Friday, April 10, 2020

Rome Is Burning


by Eliza Factor

Wondering what other Extreme families are doing during this Time of Covid? A lot of us are making art. Here’s a piece I particularly love by Paulina Dunn. The words, from Richard Siken, draw on the old phrase “Fiddling while Rome burns,” an aspersion cast on Emperor Nero, said to have hung out in his version of Mar-a-lago, playing the violin while his city went up in flames. But really, what could he have done? At least he wasn’t telling people there was no fire, or to put out the flames with the eye of a newt. I, for one, would prefer the fiddle to a certain president’s talking or tweeting. 

I love the way Paulina’s collage links our present situation to other times and places, the plagues and disasters lived through before, the marvelous and comical desire to be holy as the world we know goes up in smoke. My vision of holy drew from Little Women: the mother and daughters sitting around the fire, knitting socks for Union soldiers. I could do that with my girls! We could sit around the computer, watching old movies as we tore up tee shirts and turned them into a big box of face masks for the workers at Felix’s school. What happened in reality was that I realized I don’t know how to sew. It took me two hours to make a single mask, and it’s not the sort of thing I would feel good about giving to someone else, though it suffices when I leave our little bunker for supplies.

My daughters have dubbed this the Boring Apocalypse because those of us not sick or not directly helping the sick do a lot of sitting around. We wait. We have Zoom seders and eat too many cookies. We repent. We realize how lucky we are: all these cookies, all these relatives and friends who are OK. Yet living alongside this non-eventfulness is a raging concern. We write condolence emails, condolence texts, condolence posts. We practice our own versions of magic by urging light, prayers, thoughts, vibes to wend from us to those we love. It’s not boring, at least not to me. The feelings of separation and connection are too powerful. 
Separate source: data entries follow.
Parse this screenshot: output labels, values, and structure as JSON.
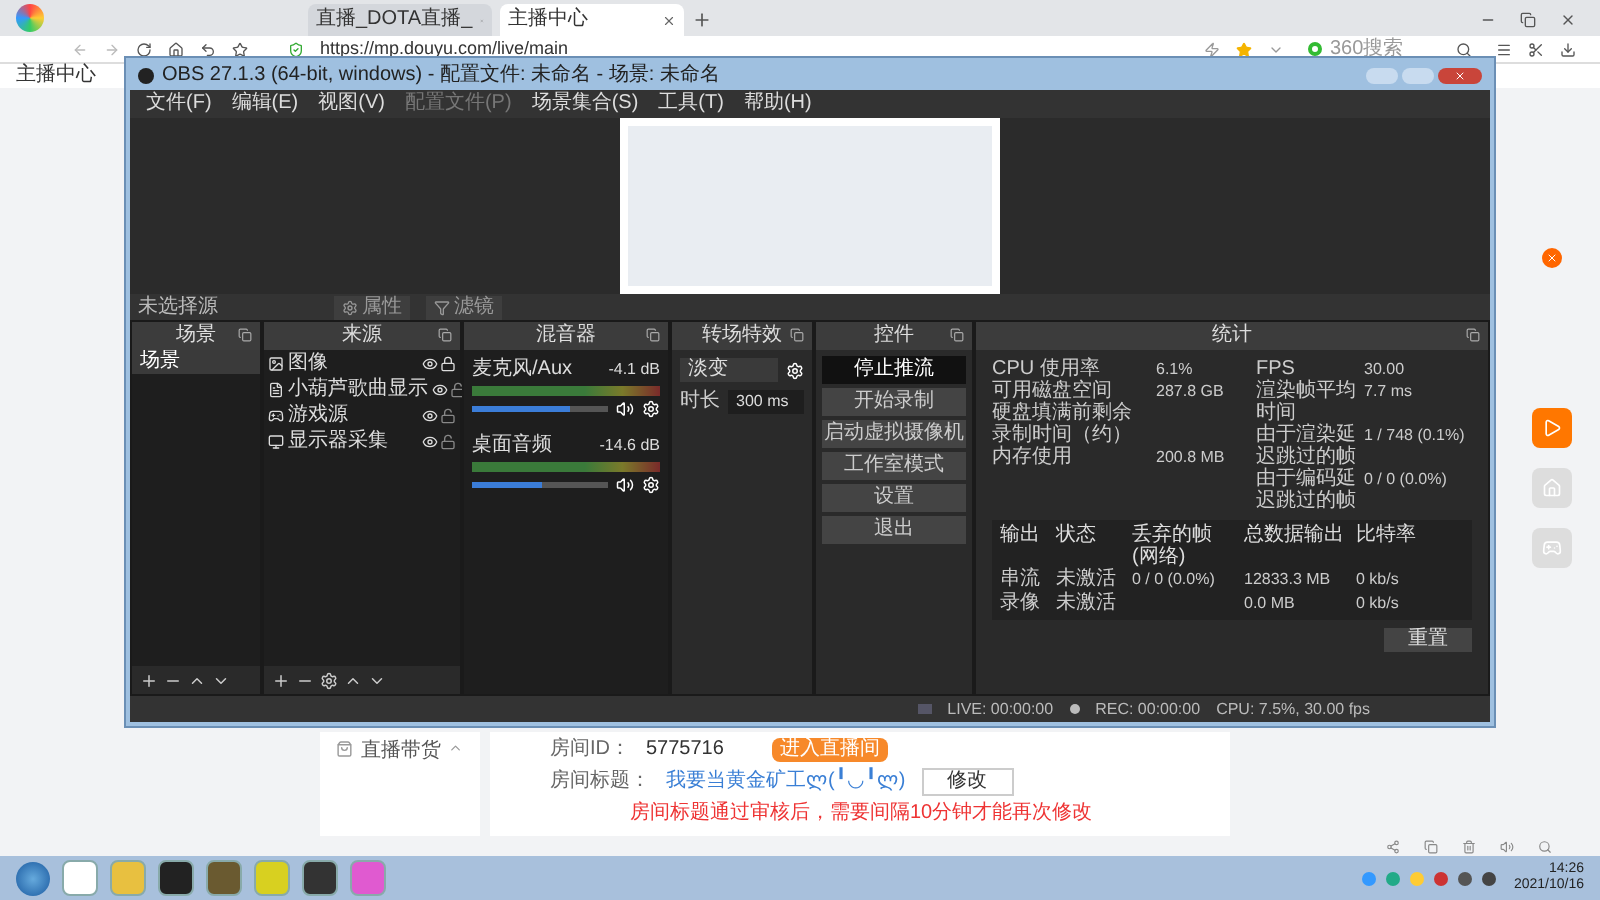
{
  "browser": {
    "tabs": [
      {
        "label": "直播_DOTA直播_",
        "selected": false
      },
      {
        "label": "主播中心",
        "selected": true
      }
    ],
    "url": "https://mp.douyu.com/live/main",
    "search": {
      "placeholder": "360搜索"
    },
    "bookmarks": [
      "主播中心"
    ]
  },
  "obs": {
    "title": "OBS 27.1.3 (64-bit, windows) - 配置文件: 未命名 - 场景: 未命名",
    "menu": [
      {
        "label": "文件(F)",
        "disabled": false
      },
      {
        "label": "编辑(E)",
        "disabled": false
      },
      {
        "label": "视图(V)",
        "disabled": false
      },
      {
        "label": "配置文件(P)",
        "disabled": true
      },
      {
        "label": "场景集合(S)",
        "disabled": false
      },
      {
        "label": "工具(T)",
        "disabled": false
      },
      {
        "label": "帮助(H)",
        "disabled": false
      }
    ],
    "source_toolbar": {
      "label": "未选择源",
      "properties": "属性",
      "filters": "滤镜"
    },
    "scenes": {
      "title": "场景",
      "items": [
        {
          "label": "场景",
          "selected": true
        }
      ]
    },
    "sources": {
      "title": "来源",
      "items": [
        {
          "label": "图像",
          "kind": "image",
          "visible": true,
          "locked": true
        },
        {
          "label": "小葫芦歌曲显示",
          "kind": "text",
          "visible": true,
          "locked": false
        },
        {
          "label": "游戏源",
          "kind": "game",
          "visible": true,
          "locked": false
        },
        {
          "label": "显示器采集",
          "kind": "display",
          "visible": true,
          "locked": false
        }
      ]
    },
    "mixer": {
      "title": "混音器",
      "channels": [
        {
          "name": "麦克风/Aux",
          "reading": "-4.1 dB",
          "level": 0.72,
          "muted": false
        },
        {
          "name": "桌面音频",
          "reading": "-14.6 dB",
          "level": 0.52,
          "muted": false
        }
      ]
    },
    "transitions": {
      "title": "转场特效",
      "selected": "淡变",
      "duration_label": "时长",
      "duration": "300 ms"
    },
    "controls": {
      "title": "控件",
      "buttons": [
        {
          "label": "停止推流",
          "active": true
        },
        {
          "label": "开始录制",
          "active": false
        },
        {
          "label": "启动虚拟摄像机",
          "active": false
        },
        {
          "label": "工作室模式",
          "active": false
        },
        {
          "label": "设置",
          "active": false
        },
        {
          "label": "退出",
          "active": false
        }
      ]
    },
    "stats": {
      "title": "统计",
      "left": [
        {
          "label": "CPU 使用率",
          "value": "6.1%"
        },
        {
          "label": "可用磁盘空间",
          "value": "287.8 GB"
        },
        {
          "label": "硬盘填满前剩余录制时间（约）"
        },
        {
          "label": "内存使用",
          "value": "200.8 MB"
        }
      ],
      "right": [
        {
          "label": "FPS",
          "value": "30.00"
        },
        {
          "label": "渲染帧平均时间",
          "value": "7.7 ms"
        },
        {
          "label": "由于渲染延迟跳过的帧",
          "value": "1 / 748 (0.1%)"
        },
        {
          "label": "由于编码延迟跳过的帧",
          "value": "0 / 0 (0.0%)"
        }
      ],
      "columns": [
        "输出",
        "状态",
        "丢弃的帧(网络)",
        "总数据输出",
        "比特率"
      ],
      "outputs": [
        {
          "output": "串流",
          "status": "未激活",
          "dropped": "0 / 0 (0.0%)",
          "total": "12833.3 MB",
          "bitrate": "0 kb/s"
        },
        {
          "output": "录像",
          "status": "未激活",
          "total": "0.0 MB",
          "bitrate": "0 kb/s"
        }
      ],
      "reset": "重置"
    },
    "status": {
      "live": "LIVE: 00:00:00",
      "rec": "REC: 00:00:00",
      "cpu": "CPU: 7.5%, 30.00 fps"
    }
  },
  "page": {
    "sidebar_item": "直播带货",
    "room_id_label": "房间ID：",
    "room_id": "5775716",
    "enter_button": "进入直播间",
    "title_label": "房间标题：",
    "room_title": "我要当黄金矿工ლ(╹◡╹ლ)",
    "edit_button": "修改",
    "notice": "房间标题通过审核后，需要间隔10分钟才能再次修改"
  },
  "taskbar": {
    "time": "14:26",
    "date": "2021/10/16"
  }
}
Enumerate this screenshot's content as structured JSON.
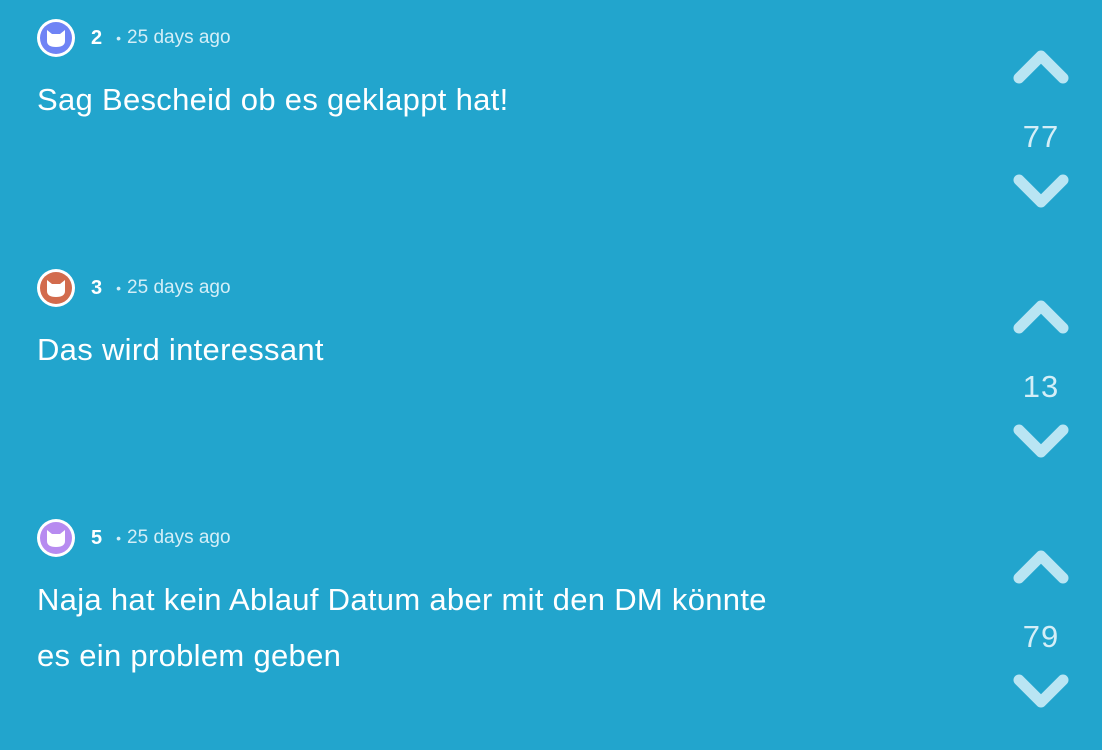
{
  "colors": {
    "background": "#22a5cd",
    "secondary_text": "#d4eef7",
    "vote_arrow": "#b9e5f3"
  },
  "comments": [
    {
      "user_number": "2",
      "separator": "•",
      "time": "25 days ago",
      "avatar_color": "#6f83f5",
      "avatar_icon": "cat-icon",
      "lines": [
        "Sag Bescheid ob es geklappt hat!"
      ],
      "votes": "77"
    },
    {
      "user_number": "3",
      "separator": "•",
      "time": "25 days ago",
      "avatar_color": "#d26b4d",
      "avatar_icon": "cat-icon",
      "lines": [
        "Das wird interessant"
      ],
      "votes": "13"
    },
    {
      "user_number": "5",
      "separator": "•",
      "time": "25 days ago",
      "avatar_color": "#b78bf0",
      "avatar_icon": "cat-icon",
      "lines": [
        "Naja hat kein Ablauf Datum aber mit den DM könnte",
        "es ein problem geben"
      ],
      "votes": "79"
    }
  ]
}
This Sunday will be the first Easter I won’t be hovering by Felix, ready to grab a dyed egg before he chomps right through the shell. His absence is a hollowness in my heart, and yet I do not bear it alone. In Rome, in Bejing, in Maplewood, New Jersey, others feel this same ache. And probably also this same wonder at the creativity of our children, the new ways we find of helping each other, the clearness of the skies, and the thoughts that spring up in the quietness.